A l’échelon fédéral, la loi sur les stupéfiants est en cours de révision : le projet soumis par le Conseil fédéral, auquel le Conseil des Etats s’est rallié sur le principe en décembre 2001, sera débattu par le Conseil national durant la session d’automne ou d’hiver 2003. Plusieurs propositions y sont déjà formulées concernant le règlement du statut des magasins de chanvre et, plus généralement, la politique en matière de cannabis. A cet égard, il est prévu de renforcer les mesures non seulement répressives, mais aussi préventives et thérapeutiques établies par la politique des quatre piliers. Cette approche globale entend éviter la banalisation de la consommation de cannabis et permettre une intervention précoce auprès des jeunes en cas de problèmes. Au niveau de la poursuite pénale, la pratique diffère grandement d’un canton à l’autre, ce qui favorise un tourisme de la drogue, sans compter que ces divergences sont discutables sur le plan de l’égalité des droits et de la sécurité du droit. C’est pourquoi le Conseil fédéral devrait à l’avenir être habilité à fixer de manière contraignante "des priorités pour la poursuite pénale des actes délictueux" dans l’ensemble de la Suisse, garantissant ainsi une application uniforme du droit (art. 19d du projet de loi).
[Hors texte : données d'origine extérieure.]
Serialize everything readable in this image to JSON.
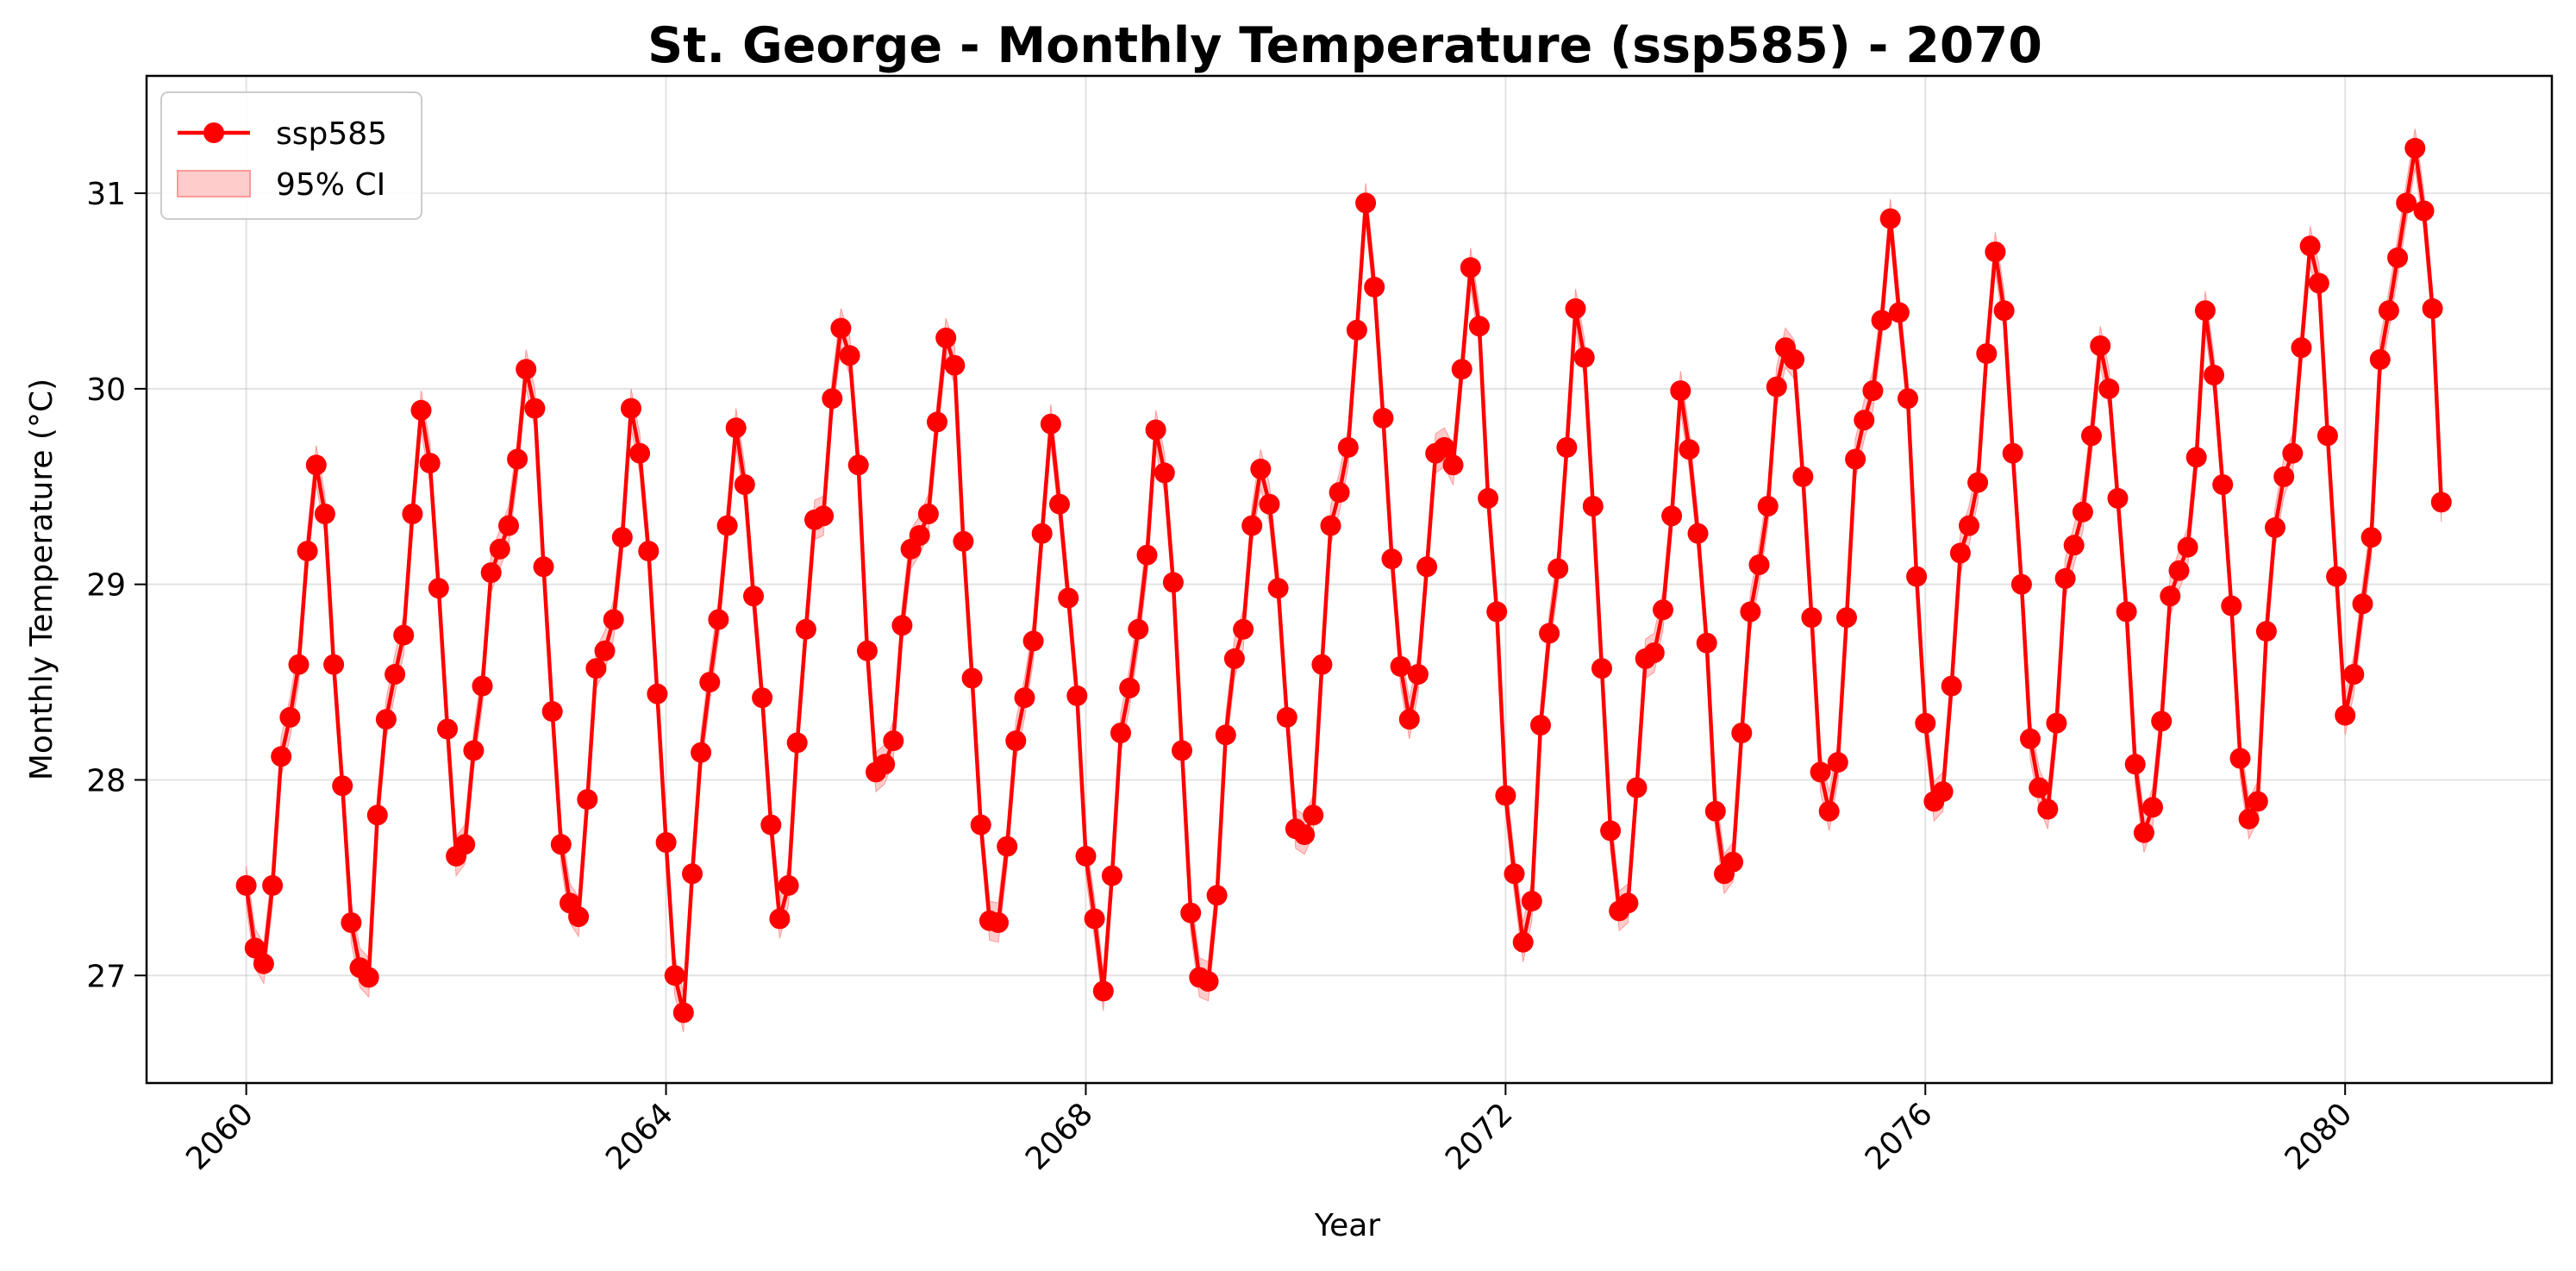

A l’échelon cantonal, le droit en vigueur ne permet pas aux autorités d’ordonner la fermeture d’un magasin de chambre si son propriétaire ne fait pas l’objet d’une procédure pénale. Tout comme le motionnaire, le gouvernement est d’avis qu’il est indispensable -surtout pour protéger la santé des enfants et des jeunes- de créer une base légale autorisant expressément une telle intervention. Il estime cependant que celle-ci n’a pas besoin d’être ancrée formellement dans la loi, la restriction de la liberté du commerce résultant d’une fermeture ne pouvant guère être invoquée s’agissant de l’exercice d’une activité illégale. Du point de vue du Conseil-exécutif, il suffit d’introduire dans l’ordonnance d’exécution cantonale à la loi fédérale sur les stupéfiants une disposition qui précise de manière exhaustive les conditions relativement étroites justifiant la fermeture d’un magasin de chanvre et qui désigne l’autorité cantonale compétente pour ordonner et exécuter une telle mesure.